There is a closely related discussion at this math.SE question with lots of details. Let me see if I can summarize it as concisely as I can:

  • Let $r(t) : \mathbb{R} \to \mathbb{R}^2$ parameterize a particle moving uniformly around the unit circle. Then $|r(t)|^2 = \langle r(t), r(t) \rangle = 1$ (where $\langle \cdot, \cdot \rangle$ denotes the dot product). Differentiating this relation gives $\langle r(t), r'(t) \rangle = 0$; in other words, the displacement is always orthogonal to the velocity. (This should make physical sense.)
  • Since in addition $r(t)$ is moving uniformly we have $|r'(t)|^2$ is a constant, and we may as well assume $|r'(t)| = 1$ by a suitable change of units. Hence $r'(t)$ is either a $90^{\circ}$ clockwise or counterclockwise rotation from $r(t)$.
  • Now identify $\mathbb{R}^2$ with $\mathbb{C}$ and identify $r$ with a function $z(t) : \mathbb{R} \to \mathbb{C}^2$. If the particle is moving counterclockwise, then the above implies that $z'(t) = i z(t)$.
  • But this differential equation clearly has unique solution $z(t) = e^{it} z(0)$.

So the fact that multiplication by $i$ is the same as rotation by $90^{\circ}$ actually immediately implies the more general fact about arbitrary rotations through Euler's formula (although one does not need Euler's formula to see this, of course). The other lesson to keep in mind here is that $e$ shows up whenever you solve linear ODEs. Abstractly this is because $e^{\lambda z}$ is an eigenvector for the derivative operator of eigenvalue $\lambda$.

I think these are important and fundamental questions, and it's a pity they aren't more clearly addressed anywhere in the undergraduate curriculum.

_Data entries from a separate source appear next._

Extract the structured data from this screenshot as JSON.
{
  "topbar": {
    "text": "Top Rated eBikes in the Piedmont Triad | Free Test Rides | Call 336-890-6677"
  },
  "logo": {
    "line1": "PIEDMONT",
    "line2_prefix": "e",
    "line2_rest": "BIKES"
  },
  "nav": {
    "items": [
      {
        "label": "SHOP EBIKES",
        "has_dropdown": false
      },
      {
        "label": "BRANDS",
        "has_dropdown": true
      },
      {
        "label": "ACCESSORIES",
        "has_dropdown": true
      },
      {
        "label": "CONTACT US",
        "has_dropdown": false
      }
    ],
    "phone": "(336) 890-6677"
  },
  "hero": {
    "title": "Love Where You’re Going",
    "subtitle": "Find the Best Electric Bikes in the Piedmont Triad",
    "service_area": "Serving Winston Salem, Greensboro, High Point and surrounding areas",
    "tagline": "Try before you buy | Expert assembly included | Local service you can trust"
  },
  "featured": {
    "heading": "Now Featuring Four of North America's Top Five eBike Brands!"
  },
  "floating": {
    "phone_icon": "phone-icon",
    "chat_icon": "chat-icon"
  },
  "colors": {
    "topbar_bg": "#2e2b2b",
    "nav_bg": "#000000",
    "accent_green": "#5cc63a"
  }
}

So, to summarize: $e^{it}$ is a complex number $\cos t + i \sin t$ which describes counterclockwise rotation by $t$ radians. It follows that if $z$ is a complex number of absolute value $1$, then the possible values of $\log z$ are the purely imaginary numbers $it$ such that $e^{it} = z$; in other words, they're the possible values of $t$ such that $z$ describes rotation by $t$ radians. So taking the logarithm of a rotation gives you an angle.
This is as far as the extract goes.